Obesity has reached epidemic proportions in the United States. It is implicated in the development of a variety of chronic disease states and is associated with increased levels of inflammation and oxidative stress. The objective of this study is to examine the effect of Medifast's meal replacement program (MD) on body weight, body composition, and biomarkers of inflammation and oxidative stress among obese individuals following a period of weight loss and weight maintenance compared to a an isocaloric, food-based diet (FB).

Methods

This 40-week randomized, controlled clinical trial included 90 obese adults with a body mass index (BMI) between 30 and 50 kg/m2, randomly assigned to one of two weight loss programs for 16 weeks and then followed for a 24-week period of weight maintenance.
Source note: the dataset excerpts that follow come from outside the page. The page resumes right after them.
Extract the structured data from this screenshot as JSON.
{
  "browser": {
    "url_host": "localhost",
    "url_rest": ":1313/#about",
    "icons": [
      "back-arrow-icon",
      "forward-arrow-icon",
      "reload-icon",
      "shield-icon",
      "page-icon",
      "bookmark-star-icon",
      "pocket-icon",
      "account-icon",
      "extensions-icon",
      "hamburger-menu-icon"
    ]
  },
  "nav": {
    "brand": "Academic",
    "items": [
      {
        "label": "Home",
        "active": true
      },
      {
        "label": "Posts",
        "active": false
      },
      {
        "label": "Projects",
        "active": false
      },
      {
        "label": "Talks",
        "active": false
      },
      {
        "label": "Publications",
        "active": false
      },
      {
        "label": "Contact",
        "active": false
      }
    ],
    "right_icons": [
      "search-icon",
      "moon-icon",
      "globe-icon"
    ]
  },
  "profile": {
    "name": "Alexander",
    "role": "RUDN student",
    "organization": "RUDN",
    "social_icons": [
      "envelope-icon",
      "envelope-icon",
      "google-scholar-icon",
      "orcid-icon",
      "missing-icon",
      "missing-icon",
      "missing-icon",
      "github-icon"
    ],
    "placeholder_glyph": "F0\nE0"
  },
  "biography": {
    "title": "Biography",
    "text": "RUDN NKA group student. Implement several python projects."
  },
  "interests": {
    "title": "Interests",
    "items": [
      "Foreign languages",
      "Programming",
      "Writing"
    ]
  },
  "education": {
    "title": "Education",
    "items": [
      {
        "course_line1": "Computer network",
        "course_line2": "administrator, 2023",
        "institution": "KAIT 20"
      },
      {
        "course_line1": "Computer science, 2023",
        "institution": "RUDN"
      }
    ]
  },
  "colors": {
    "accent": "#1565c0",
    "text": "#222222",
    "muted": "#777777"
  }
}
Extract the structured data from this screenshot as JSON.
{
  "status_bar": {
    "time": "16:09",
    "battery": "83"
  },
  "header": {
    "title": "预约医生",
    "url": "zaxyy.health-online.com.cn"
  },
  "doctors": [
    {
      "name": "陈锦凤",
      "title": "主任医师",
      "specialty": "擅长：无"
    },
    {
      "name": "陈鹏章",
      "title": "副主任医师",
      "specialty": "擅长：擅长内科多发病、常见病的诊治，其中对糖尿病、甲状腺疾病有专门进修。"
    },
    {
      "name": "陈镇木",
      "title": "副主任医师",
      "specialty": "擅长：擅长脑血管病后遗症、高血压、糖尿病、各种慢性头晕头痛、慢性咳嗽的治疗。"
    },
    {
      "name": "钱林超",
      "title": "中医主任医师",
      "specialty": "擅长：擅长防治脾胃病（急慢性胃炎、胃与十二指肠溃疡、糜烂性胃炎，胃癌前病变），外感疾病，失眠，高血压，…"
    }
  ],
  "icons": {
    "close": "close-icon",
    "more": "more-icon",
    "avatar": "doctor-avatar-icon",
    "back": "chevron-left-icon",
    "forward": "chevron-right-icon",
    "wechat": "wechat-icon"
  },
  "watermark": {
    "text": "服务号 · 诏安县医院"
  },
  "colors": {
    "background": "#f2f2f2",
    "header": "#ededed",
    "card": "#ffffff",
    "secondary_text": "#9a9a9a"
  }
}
The dietary interventions consisted of Medifast's meal replacement program for weight loss and weight maintenance, or a self-selected, isocaloric, food-based meal plan.

Results

Weight loss at 16 weeks was significantly better in the Medifast group (MD) versus the food-based group (FB) (12.3% vs. 6.9%), and while significantly more weight was regained during weight maintenance on MD versus FB, overall greater weight loss was achieved on MD versus FB. Significantly more of the MD participants lost ≥ 5% of their initial weight at week 16 (93% vs. 55%) and week 40 (62% vs. 30%). There was no difference in satiety observed between the two groups during the weight loss phase. Significant improvements in body composition were also observed in MD participants compared to FB at week 16 and week 40. At week 40, both groups experienced improvements in biochemical outcomes and other clinical indicators.

Conclusions

Our data suggest that the meal replacement diet plan evaluated was an effective strategy for producing robust initial weight loss and for achieving improvements in a number of health-related parameters during weight maintenance, including inflammation and oxidative stress, two key factors more recently shown to underlie our most common chronic diseases.